Poursuivi pour recel devant le tribunal de Rose-Hill, Ahmad Raffick Choychoo a été acquitté. La magistrate Meenakshi Bhogun-Ramjutton a trouvé que la poursuite n’a pas pu prouver que l’alibi du prévenu était faux.
Ahmad Raffick Choychoo faisait l’objet de poursuites pour avoir reçu des objets obtenus au moyen d’un crime contraire aux articles 40, 301 (1) et 309 (1) du Code criminel. Il a plaidé non coupable et a conduit lui même sa défense devant la magistrate Meenakshi Bhogun-Ramjutton siégeant à la cour de district des Basses Plaines-Wilhems à Rose-Hill.
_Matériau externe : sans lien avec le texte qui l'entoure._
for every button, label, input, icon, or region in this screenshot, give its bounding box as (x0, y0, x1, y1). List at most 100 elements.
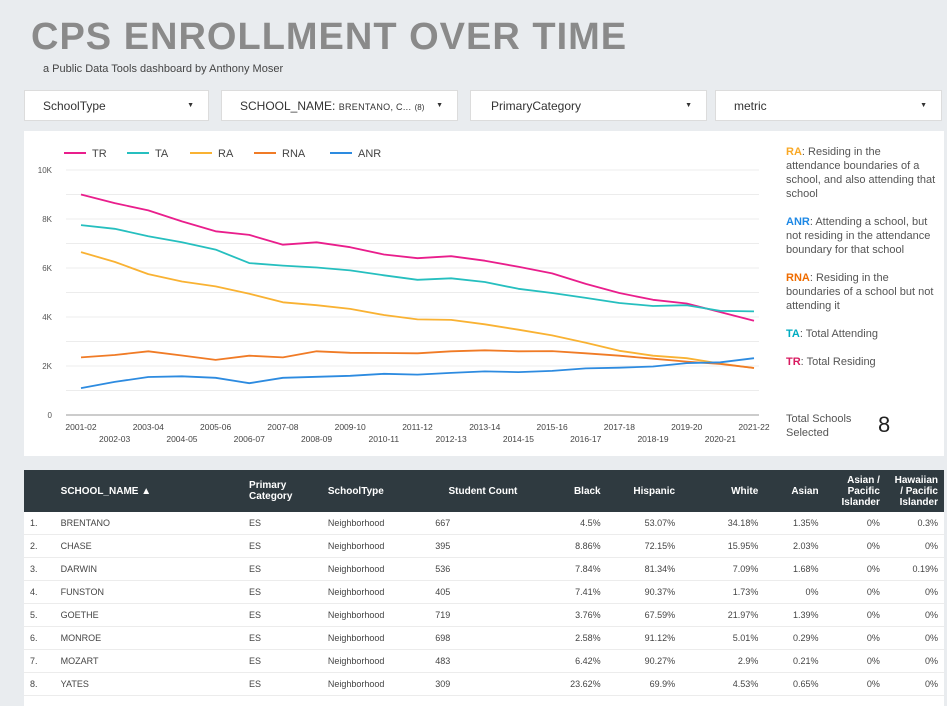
table-header-school-name[interactable]: SCHOOL_NAME ▲ (60, 485, 152, 497)
table-header-hispanic[interactable]: Hispanic (633, 485, 676, 497)
definition-key: RNA (786, 272, 810, 284)
metric-definitions: RA: Residing in the attendance boundarie… (786, 145, 936, 383)
cell-white-pct: 21.97% (681, 603, 765, 627)
cell-asian-pct: 0% (764, 580, 825, 604)
table-header-black[interactable]: Black (573, 485, 601, 497)
school-name-filter-count: (8) (414, 102, 425, 112)
cell-school-type: Neighborhood (321, 534, 430, 558)
x-tick-label: 2021-22 (738, 422, 769, 432)
cell-primary-category: ES (243, 512, 322, 535)
cell-primary-category: ES (243, 557, 322, 581)
cell-asian-pacific-islander-pct: 0% (824, 580, 886, 604)
y-tick-label: 0 (48, 411, 53, 420)
cell-hawaiian-pacific-islander-pct: 0% (885, 626, 944, 650)
cell-hispanic-pct: 91.12% (606, 626, 682, 650)
table-header-primary-category[interactable]: Primary Category (249, 480, 293, 502)
primary-category-filter[interactable]: PrimaryCategory ▼ (470, 90, 707, 121)
cell-student-count: 536 (429, 557, 524, 581)
legend-label-tr: TR (92, 148, 107, 160)
table-row[interactable]: 1. BRENTANO ES Neighborhood 667 4.5% 53.07% 34.… (24, 512, 944, 535)
dropdown-arrow-icon: ▼ (920, 102, 927, 109)
table-body: 1. BRENTANO ES Neighborhood 667 4.5% 53.07% 34.… (24, 512, 944, 696)
cell-student-count: 395 (429, 534, 524, 558)
legend-label-anr: ANR (358, 148, 381, 160)
x-tick-label: 2003-04 (133, 422, 164, 432)
cell-hawaiian-pacific-islander-pct: 0% (885, 649, 944, 673)
cell-hawaiian-pacific-islander-pct: 0.19% (885, 557, 944, 581)
table-row[interactable]: 8. YATES ES Neighborhood 309 23.62% 69.9% 4.53%… (24, 672, 944, 696)
table-header-hawaiian-pacific-islander[interactable]: Hawaiian / Pacific Islander (894, 474, 938, 508)
table-row[interactable]: 4. FUNSTON ES Neighborhood 405 7.41% 90.37% 1.7… (24, 580, 944, 604)
page-subtitle: a Public Data Tools dashboard by Anthony… (43, 63, 284, 75)
enrollment-line-chart: 0 2K 4K 6K 8K 10K 2001-022002-032003-042004-05… (38, 148, 770, 444)
cell-school-name: MONROE (54, 626, 244, 650)
cell-asian-pct: 1.35% (764, 512, 825, 535)
cell-black-pct: 3.76% (523, 603, 607, 627)
series-line-ra (80, 251, 755, 369)
cell-primary-category: ES (243, 603, 322, 627)
cell-hawaiian-pacific-islander-pct: 0% (885, 672, 944, 696)
definition-tr: TR: Total Residing (786, 355, 936, 369)
cell-school-name: BRENTANO (54, 512, 244, 535)
cell-school-type: Neighborhood (321, 557, 430, 581)
table-header-index (24, 470, 55, 512)
y-tick-label: 6K (42, 264, 52, 273)
definition-key: TR (786, 356, 801, 368)
cell-white-pct: 1.73% (681, 580, 765, 604)
x-tick-label: 2005-06 (200, 422, 231, 432)
school-name-filter-label: SCHOOL_NAME: BRENTANO, C... (8) (240, 99, 436, 113)
table-header-school-type[interactable]: SchoolType (327, 485, 384, 497)
cell-row-index: 3. (24, 557, 55, 581)
table-row[interactable]: 5. GOETHE ES Neighborhood 719 3.76% 67.59% 21.9… (24, 603, 944, 627)
table-row[interactable]: 7. MOZART ES Neighborhood 483 6.42% 90.27% 2.9%… (24, 649, 944, 673)
cell-row-index: 7. (24, 649, 55, 673)
cell-asian-pct: 0.29% (764, 626, 825, 650)
cell-row-index: 5. (24, 603, 55, 627)
cell-asian-pacific-islander-pct: 0% (824, 512, 886, 535)
definition-text: : Residing in the boundaries of a school… (786, 272, 934, 312)
table-header-white[interactable]: White (731, 485, 759, 497)
table-row[interactable]: 2. CHASE ES Neighborhood 395 8.86% 72.15% 15.95… (24, 534, 944, 558)
cell-school-name: FUNSTON (54, 580, 244, 604)
x-tick-label: 2014-15 (503, 434, 534, 444)
cell-white-pct: 7.09% (681, 557, 765, 581)
cell-asian-pacific-islander-pct: 0% (824, 672, 886, 696)
cell-school-name: GOETHE (54, 603, 244, 627)
cell-row-index: 2. (24, 534, 55, 558)
cell-primary-category: ES (243, 649, 322, 673)
table-row[interactable]: 3. DARWIN ES Neighborhood 536 7.84% 81.34% 7.09… (24, 557, 944, 581)
cell-school-name: YATES (54, 672, 244, 696)
table-header-asian[interactable]: Asian (791, 485, 819, 497)
x-tick-label: 2004-05 (166, 434, 197, 444)
cell-hispanic-pct: 90.27% (606, 649, 682, 673)
cell-black-pct: 8.86% (523, 534, 607, 558)
x-tick-label: 2011-12 (402, 422, 433, 432)
cell-row-index: 4. (24, 580, 55, 604)
dropdown-arrow-icon: ▼ (187, 102, 194, 109)
definition-text: : Total Residing (800, 356, 876, 368)
table-row[interactable]: 6. MONROE ES Neighborhood 698 2.58% 91.12% 5.01… (24, 626, 944, 650)
definition-key: TA (786, 328, 800, 340)
definition-anr: ANR: Attending a school, but not residin… (786, 215, 936, 257)
school-name-filter[interactable]: SCHOOL_NAME: BRENTANO, C... (8) ▼ (221, 90, 458, 121)
x-tick-label: 2020-21 (705, 434, 736, 444)
metric-filter[interactable]: metric ▼ (715, 90, 942, 121)
table-header-student-count[interactable]: Student Count (448, 485, 518, 497)
cell-white-pct: 2.9% (681, 649, 765, 673)
table-header-row: SCHOOL_NAME ▲ Primary Category SchoolTyp… (24, 470, 944, 512)
cell-school-name: DARWIN (54, 557, 244, 581)
cell-asian-pct: 1.39% (764, 603, 825, 627)
cell-school-type: Neighborhood (321, 512, 430, 535)
x-tick-label: 2010-11 (369, 434, 400, 444)
dropdown-arrow-icon: ▼ (436, 102, 443, 109)
legend-label-rna: RNA (282, 148, 306, 160)
y-tick-label: 4K (42, 313, 52, 322)
metric-filter-label: metric (734, 98, 767, 113)
school-type-filter[interactable]: SchoolType ▼ (24, 90, 209, 121)
x-tick-label: 2006-07 (234, 434, 265, 444)
cell-asian-pct: 0.65% (764, 672, 825, 696)
x-tick-label: 2009-10 (335, 422, 366, 432)
primary-category-filter-label: PrimaryCategory (491, 98, 582, 113)
table-header-asian-pacific-islander[interactable]: Asian / Pacific Islander (841, 474, 880, 508)
cell-black-pct: 2.58% (523, 626, 607, 650)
Selon l’acte d’accusation, le 26 février 2009, à la NHDC de Camp-Levieux, le prévenu aurait reçu deux bracelets en or, une bague en or montée d’une pierre précieuse verte, une paire de boucles d’oreilles en or, un bracelet en or avec le nom de Razia, un bracelet en argent avec le nom de Reza, un ordinateur portable et un appareil photo numérique. Ces objets auraient été obtenus par un larcin au préjudice d’un certain Reza. La valeur des objets volés s’élève à environ Rs 80 000.
Le constable Lourde, appelé à la barre des témoins, a affirmé que rien d’incriminant n’avait été trouvé au domicile de l’accusé.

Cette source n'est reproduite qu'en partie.